Never in a million years did I think that I would be writing this blog nor sharing my experience with perinatal depression. For as long as I can remember I’ve wanted children, if you’ve ever met me you would know that I’m extremely maternal & I’ll be the first person to offer to hold your baby/ smother it in love.
I run birthing classes and I’m a naturopath whose area of interest is fertility, pregnancy and women’s health- so it’s safe to say that I’m heavily invested in this area.
My pregnancy was a complete surprise, it came at a time when we just moved to small isolated town in Tasmania, away from all of our support network .
Unfortunately where we live there are very limited resources available for pregnant women. No pregnancy specific groups, no pregnancy yoga, pilates or even a heated pool (I really love swimming).
In terms of care there are only locum doctors (you see a different GP every visit) and so continuity of care is something that I haven’t experienced. Unfortunately my dreams of a home birth were off the menu, as we live 2.5 hours to the closest maternity hospital and there are no private midwives that will service the area.
Being so isolated, vomiting 8-10x a day for 14 weeks and every fear imaginable around parenthood flooding in, I started to feel very low. I’d experienced periods of feeling low before, but never for such an extended period of time. As a health professional that works in this area, red flags were raising for myself, as I knew that perinatal depression affects up to 20% of Australian women.

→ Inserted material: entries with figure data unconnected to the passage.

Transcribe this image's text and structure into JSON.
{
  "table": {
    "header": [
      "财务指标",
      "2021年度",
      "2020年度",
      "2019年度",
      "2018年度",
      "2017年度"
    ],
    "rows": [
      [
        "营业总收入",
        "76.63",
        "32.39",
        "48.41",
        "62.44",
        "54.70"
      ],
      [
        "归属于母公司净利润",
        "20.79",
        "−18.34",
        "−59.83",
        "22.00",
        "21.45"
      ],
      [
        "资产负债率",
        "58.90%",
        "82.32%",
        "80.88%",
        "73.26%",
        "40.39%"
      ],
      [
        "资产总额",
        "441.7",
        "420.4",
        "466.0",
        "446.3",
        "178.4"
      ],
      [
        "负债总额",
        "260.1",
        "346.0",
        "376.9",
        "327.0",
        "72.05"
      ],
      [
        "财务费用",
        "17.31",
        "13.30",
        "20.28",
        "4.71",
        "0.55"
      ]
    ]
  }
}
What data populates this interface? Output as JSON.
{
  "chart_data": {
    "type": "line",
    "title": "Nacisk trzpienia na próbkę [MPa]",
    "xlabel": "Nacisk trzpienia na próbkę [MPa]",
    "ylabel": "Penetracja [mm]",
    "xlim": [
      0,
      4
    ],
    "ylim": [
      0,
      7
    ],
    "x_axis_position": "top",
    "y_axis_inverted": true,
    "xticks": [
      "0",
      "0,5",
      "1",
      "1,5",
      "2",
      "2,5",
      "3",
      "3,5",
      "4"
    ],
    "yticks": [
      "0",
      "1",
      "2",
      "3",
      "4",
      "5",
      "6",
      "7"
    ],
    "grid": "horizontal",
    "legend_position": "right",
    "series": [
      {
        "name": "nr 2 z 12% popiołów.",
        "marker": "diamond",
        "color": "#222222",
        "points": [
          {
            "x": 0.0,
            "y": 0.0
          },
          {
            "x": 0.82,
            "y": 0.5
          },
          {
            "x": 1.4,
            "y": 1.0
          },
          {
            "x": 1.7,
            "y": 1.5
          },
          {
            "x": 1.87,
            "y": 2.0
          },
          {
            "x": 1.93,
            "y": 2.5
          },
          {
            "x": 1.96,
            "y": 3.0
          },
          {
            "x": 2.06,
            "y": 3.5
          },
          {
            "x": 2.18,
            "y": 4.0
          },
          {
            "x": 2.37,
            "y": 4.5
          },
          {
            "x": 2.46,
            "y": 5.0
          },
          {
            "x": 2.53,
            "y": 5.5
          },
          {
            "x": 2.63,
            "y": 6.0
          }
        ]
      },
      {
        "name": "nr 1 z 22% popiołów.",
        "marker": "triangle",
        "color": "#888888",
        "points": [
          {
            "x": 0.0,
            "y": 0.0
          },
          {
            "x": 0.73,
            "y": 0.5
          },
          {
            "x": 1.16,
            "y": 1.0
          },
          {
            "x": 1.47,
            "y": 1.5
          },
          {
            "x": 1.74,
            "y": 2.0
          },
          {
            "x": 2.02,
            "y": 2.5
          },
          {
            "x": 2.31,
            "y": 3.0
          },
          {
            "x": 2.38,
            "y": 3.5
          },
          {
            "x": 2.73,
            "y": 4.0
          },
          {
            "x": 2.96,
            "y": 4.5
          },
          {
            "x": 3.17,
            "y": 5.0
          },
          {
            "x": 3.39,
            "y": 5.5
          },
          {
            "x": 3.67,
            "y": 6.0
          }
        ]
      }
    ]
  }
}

So what did I do to help myself?
My first instinct was to “safety net” myself.
I joined a mothers group (I was the only pregnant person there but it was a good place to start). I also started going to the local family and children’s centre, I wanted to be around other pregnant women and other women who have children. “Go where the pregnant people go” was my approach.
I started speaking to a counsellor. This has been an absolute game changer and I truly feel that every expectant parent would benefit from seeing one. Turns out, there is a LOT to unpack in terms of hang ups around parenting and past trauma.
I booked a flight home for my mumma blessing (as none of my family or friends from home had even seen me pregnant). This was something for me to really look forward to and an opportunity to celebrate this pregnancy!
I reached out to my Naturopath network and addressed any underlying nutritional deficiencies I had, as these may have been contributing to my mental state (our feel good hormones are manufactured in the gut). I started taking some pregnancy safe supplements to help with mood support.
I had weekly chats with my family and friends over the phone about what was going on and reached out to my community of friends here. I joined a women’s circle, which has been so helpful in feeling more connected.
I have become very strict with what I expose myself to. Social media accounts that weren’t serving me, I deleted. Well-meaning friends or family who wanted to share their “horror birth stories” I asked politely not to share with me until after my birth. I listen to podcasts that empower pregnant women and normalise natural “uneventful” births.
Making sure I’m getting out in nature every day and moving my body is essential to my happiness.
MOST importantly I admitted to others and myself about how I was feeling.
I knew before pregnancy that having your “tribe “ around you was important, but now in reflection I know that it is VITAL to the well being of the mother and baby. This is something that you can create for yourself.
For a long time I felt so much shame around how I was feeling and didn’t want to acknowledge that I may have peri-natal depression. I felt guilty as so many couples struggle with fertility. It was only when I started being vulnerable with those around me and became proactive around my mental health that I started to feel much better.
I can honestly say that I’m feeling about 80% better then I was before and wanted to share this story, so that if you are feeling like this, you know that you’re NOT alone.
These feelings aren’t something to be ashamed of. They provide us with an opportunity to confront and face our issues, so that we can move into motherhood with an open heart and mind. They also teach us to ask for help and to lean on our community, what better skill is there?